For no apparent reason, my server (Hetzner VPS) became virtually unreachable today, i.e. it was so busy that it took multiple attempts to login via ssh and even when it didn’t fail, it literally took minutes until I got a first response. Turns out, docker was running wild:
I ended up restarting the server via the Hetzner dashboard after I lost connection again. Luckily, I did not have to do a hard reset but
shutdown took ages (10 minutes?) until the server was actually down. When I restarted it, discourse was still not reachable (5xx error) so I rebuilt the app. After that, I first thought it was still not reachable but then the 5xx error went away and it’s working now. So I guess the container just needs some time to start up too and it might have worked without the rebuild.
In any case: what could be the reason for docker using so much CPU?
In case it matters,
docker info gives me this:
Server Version: 17.11.0-ce
Storage Driver: aufs
Root Dir: /var/lib/docker/aufs
Backing Filesystem: extfs
Dirperm1 Supported: true
Logging Driver: json-file
Cgroup Driver: cgroupfs
Network: bridge host macvlan null overlay
Log: awslogs fluentd gcplogs gelf journald json-file logentries splunk syslog
Default Runtime: runc
Init Binary: docker-init
containerd version: 992280e8e265f491f7a624ab82f3e238be086e49
runc version: 0351df1c5a66838d0c392b4ac4cf9450de844e2d
init version: 949e6fa
Kernel Version: 4.4.0-104-generic
Operating System: Ubuntu 16.04.3 LTS
Total Memory: 1.953GiB
Docker Root Dir: /var/lib/docker
Debug Mode (client): false
Debug Mode (server): false
Live Restore Enabled: false
WARNING: No swap limit support
And is there anything that can be done to prevent docker shutting down the entire server? I saw that docker can be limited in how much CPU it may use, but I’m not sure how to implement this with discourse and whether it is advisable at all, since it would artificially restrain the resources that discourse has access to…

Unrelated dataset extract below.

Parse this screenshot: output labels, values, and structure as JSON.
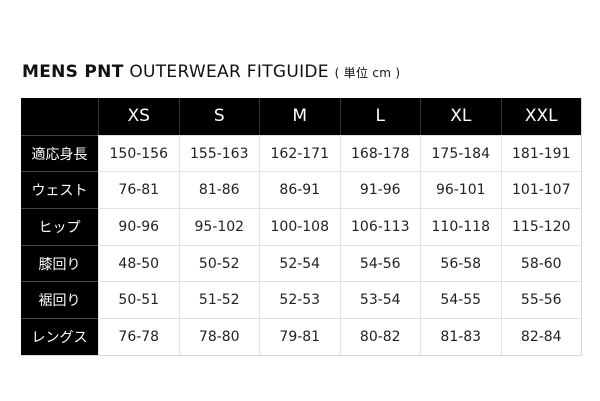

What version of docker? @mpalmer found a nasty bug in the current version that will cause problems during backups.
API version: 1.34
Go version: go1.8.3
Git commit: 1caf76c
Built: Mon Nov 20 18:37:39 2017
API version: 1.34 (minimum version 1.12)
Go version: go1.8.3
Git commit: 1caf76c
Built: Mon Nov 20 18:36:09 2017
The bug that I found would produce the opposite of CPU consumption; it causes the container shim to stop doing anything useful.
docker info shows 17.11.0-ce, which is the buggy-af version, so you’ll want to downgrade, but not to fix this bug – this one’s a new one, and very definitely not Discourse-specific. If the problem persists, you’ll want to raise this on the Docker forums (it should feel familiar…), or if you can get a reliable reproduction of the problem, file a bug report.
How did I get that one? I don’t intentionally install experimental versions. All I do is
apt-get upgrade from time to time… Looks like one should be rather conservative in upgrading docker?
You probably got the “experimental” version because that’s what everyone gets if they initially installed via
curl https://get.docker.com | sh. You have to change
/etc/apt/sources.list.d/docker.list to track the
stable repo rather than
edge or whatever the default is.
Being conservative in upgrading docker isn’t even enough; we follow that policy (still on 17.06), and we still got hit by a ripper of a bug that exists in all versions from 17.06 to 17.11 (and, by the glacial pace at which the PR is moving, will probably be in 18.01 or whatever the next release will be).
Basically, Docker’s gonna Docker, and all we can do is hang on for the ride and try and dodge the worst of the low-hanging tree branches.
Thanks Matt! Downgrading was super easy, app is currently rebuilding and I assume that was the end of that trouble.
Really fantastic work that probably saved me countless hours and unbearable headaches, because a bug in docker is about the last thing I would assume, so I would just go crazy trying to understand what I’m doing wrong (and that’s particularly hard when you don’t even know what you’re doing right!).
I feel you – we spent the better part of a week blaming backups, sidekiq, and whatever else looked good before I managed to get a shell on a site that the owner was happy to leave down for hours whilst I rummaged around and got to the bottom of the problem.